Me avisem se ainda estiver com problemas

Alexandre

Eu nunca fui um bom perdedor, inclusive essa era uma piada interna na família, quando eu ainda no jardim de infância me deitava no chão fazendo birras homéricas, batendo minha cabeça porque alguém tinha tirado algum brinquedo de mim.

Ironicamente esses brinquedos tinham sido abandonados por mim mesmo, mas bastava alguém querê-los para que eu armasse um barraco.

O que eu posso dizer? Sempre fui um garoto mimado, meu pai me chamava de reizinho e como eu era danado de lindinho, estava acostumado a ter mais de cem costureiras da primeira fábrica da Piazza me paparicando, como eu não seria assim?

Quando meu irmão nasceu, meus pais acharam que iam enlouquecer comigo. Até xixi na cama eu fiz só para ter o prazer de acordar minha mãe e fazê-la me levar pelas orelhas debaixo do chuveiro. Eu ria à beça.

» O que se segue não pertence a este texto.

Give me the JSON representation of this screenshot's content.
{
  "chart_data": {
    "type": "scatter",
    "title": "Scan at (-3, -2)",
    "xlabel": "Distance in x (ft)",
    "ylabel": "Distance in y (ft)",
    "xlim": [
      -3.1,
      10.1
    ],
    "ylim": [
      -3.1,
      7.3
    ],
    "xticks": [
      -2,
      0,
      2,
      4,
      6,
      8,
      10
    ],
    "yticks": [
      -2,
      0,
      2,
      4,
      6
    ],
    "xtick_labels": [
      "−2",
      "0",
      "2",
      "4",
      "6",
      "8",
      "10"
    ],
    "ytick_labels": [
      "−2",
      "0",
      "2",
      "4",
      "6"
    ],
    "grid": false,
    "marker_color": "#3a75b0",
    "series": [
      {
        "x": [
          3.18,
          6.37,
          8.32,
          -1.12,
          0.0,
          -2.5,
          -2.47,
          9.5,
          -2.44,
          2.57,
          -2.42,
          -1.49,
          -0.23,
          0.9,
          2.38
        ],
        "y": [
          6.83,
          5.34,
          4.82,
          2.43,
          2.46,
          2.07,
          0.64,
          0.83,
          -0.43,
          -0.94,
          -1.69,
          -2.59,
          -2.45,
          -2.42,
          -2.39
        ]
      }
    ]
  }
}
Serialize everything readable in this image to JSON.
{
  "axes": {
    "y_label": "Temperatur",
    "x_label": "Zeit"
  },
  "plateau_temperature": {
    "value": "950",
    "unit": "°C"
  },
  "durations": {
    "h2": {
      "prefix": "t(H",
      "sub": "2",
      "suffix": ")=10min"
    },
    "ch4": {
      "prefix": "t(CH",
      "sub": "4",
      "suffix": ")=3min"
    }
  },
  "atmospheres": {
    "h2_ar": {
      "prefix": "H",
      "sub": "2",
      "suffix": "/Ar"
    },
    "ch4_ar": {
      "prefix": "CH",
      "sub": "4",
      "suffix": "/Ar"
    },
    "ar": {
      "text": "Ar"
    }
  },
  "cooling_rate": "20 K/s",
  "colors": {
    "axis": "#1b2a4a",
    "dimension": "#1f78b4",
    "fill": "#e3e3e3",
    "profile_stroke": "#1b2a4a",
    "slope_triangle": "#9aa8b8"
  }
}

Com o tempo esse ciúmes passou e eu assumi orgulhosamente o posto de irmão mais velho, ensinando tudo ao pirralho: andar de skate, arrotar o alfabeto (meu pai ficou uma semana sem falar comigo, o velho não tem senso de humor), se vestir diferente do que minha mãe queria (que era como se fôssemos para a primeira comunhão), azarar gatinhas, se aliviar vendo mulher pelada na revista, depois na internet.

Então ele cresceu, e desenvolveu uma filosofia diferente da minha e nós nos afastamos. Enquanto eu era ligado em quantidade de mulher, o Guto era todo qualidade, e como a vida é safada irônica ele levou uma rasteira de uma mulher cretina enquanto eu nunca tive meu coração balançado. Como dizem os americanos: I’m good baby, ou para ser mais claro, tô de boa dessa merda de amor.

Até a Fernanda aparecer. Quando há uns meses atrás o Guto me surpreendeu com a notícia que estava com alguém, sei lá, esperava talvez uma doidinha da área de estilismo e moda, ou alguma vegetariana que protesta sem blusa na rua, alguém com o jeito alternativo do meu irmão.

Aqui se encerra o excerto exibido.